Jakarta (KABARIN) - Badan Narkotika Nasional (BNN) RI menyebut stigma sosial dan keterbatasan akses terhadap lapangan pekerjaan masih menjadi tantangan yang kerap dihadapi mantan pecandu narkotika setelah menyelesaikan program rehabilitasi dan kembali menjalani kehidupan di tengah masyarakat.
"Padahal, kesempatan kerja menjadi salah satu faktor penting dalam mendukung keberlanjutan proses pemulihan sekaligus membantu mantan pecandu terhindar dari risiko kekambuhan (relapse)," ujar Kepala BNN RI Komisaris Jenderal Polisi Suyudi Ario Seto dalam keterangan yang dikonfirmasi di Jakarta, Senin.
Di tengah tantangan tersebut, secercah harapan muncul melalui pertemuan antara Kepala BNN RI dengan Kepala Badan Penyelenggara Jaminan Produk Halal Republik Indonesia (BPJPH) Ahmad Haikal Hasan di Kantor Pusat BPJPH, Jakarta, Kamis (21/5).
Suyudi menjelaskan pertemuan membahas rencana kerja sama pemberdayaan mantan pecandu narkotika sebagai Pendamping Proses Produk Halal (PPPH) bagi pelaku usaha mikro, kecil, dan menengah (UMKM).

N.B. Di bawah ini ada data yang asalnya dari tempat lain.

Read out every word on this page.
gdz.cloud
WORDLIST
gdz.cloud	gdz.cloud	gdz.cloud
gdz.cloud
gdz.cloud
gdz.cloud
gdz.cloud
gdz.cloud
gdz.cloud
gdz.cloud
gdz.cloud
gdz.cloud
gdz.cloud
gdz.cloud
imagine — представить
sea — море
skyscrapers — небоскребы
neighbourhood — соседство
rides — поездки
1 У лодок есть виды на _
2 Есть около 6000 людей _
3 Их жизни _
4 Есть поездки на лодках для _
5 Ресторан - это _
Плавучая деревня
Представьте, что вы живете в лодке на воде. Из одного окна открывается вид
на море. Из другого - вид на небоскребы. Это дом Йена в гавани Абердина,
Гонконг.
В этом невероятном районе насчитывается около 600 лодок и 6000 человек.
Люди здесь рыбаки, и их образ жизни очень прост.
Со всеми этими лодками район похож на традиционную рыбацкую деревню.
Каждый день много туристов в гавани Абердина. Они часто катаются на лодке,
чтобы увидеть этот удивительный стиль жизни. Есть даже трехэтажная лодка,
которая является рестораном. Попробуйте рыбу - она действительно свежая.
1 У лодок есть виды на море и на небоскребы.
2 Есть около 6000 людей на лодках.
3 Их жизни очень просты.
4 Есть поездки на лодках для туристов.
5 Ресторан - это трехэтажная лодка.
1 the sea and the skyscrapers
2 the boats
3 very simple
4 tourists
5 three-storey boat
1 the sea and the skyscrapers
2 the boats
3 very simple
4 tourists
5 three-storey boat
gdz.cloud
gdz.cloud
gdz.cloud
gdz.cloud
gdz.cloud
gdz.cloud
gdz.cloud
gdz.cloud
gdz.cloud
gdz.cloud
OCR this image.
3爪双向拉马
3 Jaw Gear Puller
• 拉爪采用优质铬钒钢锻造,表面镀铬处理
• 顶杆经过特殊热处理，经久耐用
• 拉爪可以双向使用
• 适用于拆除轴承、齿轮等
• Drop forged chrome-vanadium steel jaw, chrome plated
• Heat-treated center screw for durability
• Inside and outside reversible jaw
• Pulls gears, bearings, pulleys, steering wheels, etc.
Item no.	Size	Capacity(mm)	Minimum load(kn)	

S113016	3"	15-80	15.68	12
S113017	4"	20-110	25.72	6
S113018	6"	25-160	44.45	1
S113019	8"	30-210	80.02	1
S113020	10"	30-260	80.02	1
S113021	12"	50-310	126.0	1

Dalam pertemuan itu, Kepala BPJPH Ahmad Haikal Hasan menyampaikan kesiapan pihaknya untuk melibatkan mantan pecandu narkotika sebagai PPPH guna membuka peluang kerja dan mendukung proses reintegrasi sosial.
Dikatakan bahwa langkah tersebut melanjutkan program serupa yang sebelumnya telah dijalankan BPJPH dengan melibatkan mantan warga binaan.
Suyudi menyambut baik dukungan BPJPH terhadap rencana pemberdayaan mantan pecandu yang telah merampungkan rehabilitasi, melalui program PPPH tersebut.
Menurutnya, sinergi antarlembaga menjadi langkah penting dalam mendukung proses pemulihan agar para mantan pecandu dapat kembali hidup mandiri, produktif, dan diterima di tengah masyarakat.
Selain membahas rencana kerja sama pemberdayaan mantan pecandu, Suyudi juga menyoroti perkembangan situasi narkotika terkini, khususnya ancaman penyalahgunaan liquid vape atau cairan rokok elektrik yang kini mulai dimanfaatkan sebagai media baru konsumsi narkotika.
Ia mengungkapkan berbagai jenis narkotika dalam bentuk cair kini terus dikembangkan oleh sindikat peredaran gelap narkotika untuk digunakan melalui perangkat rokok elektronik yang kini tampak sebagai bagian dari gaya hidup modern.
Untuk itu, dia juga mengharapkan dukungan dari BPJPH dalam memperkuat langkah pencegahan terhadap penyalahgunaan cairan rokok elektrik yang berpotensi dimanfaatkan sebagai media konsumsi narkotika, demi melindungi masyarakat, khususnya generasi muda dari ancaman narkotika dengan modus baru.
Mengakhiri pertemuan, kedua pihak sepakat untuk menindaklanjuti rencana kerja sama melalui penyusunan Nota Kesepahaman (MoU) sebagai langkah awal penguatan sinergi dan dukungan terhadap upaya Pencegahan dan Pemberantasan Penyalahgunaan dan Peredaran Gelap Narkotika (P4GN).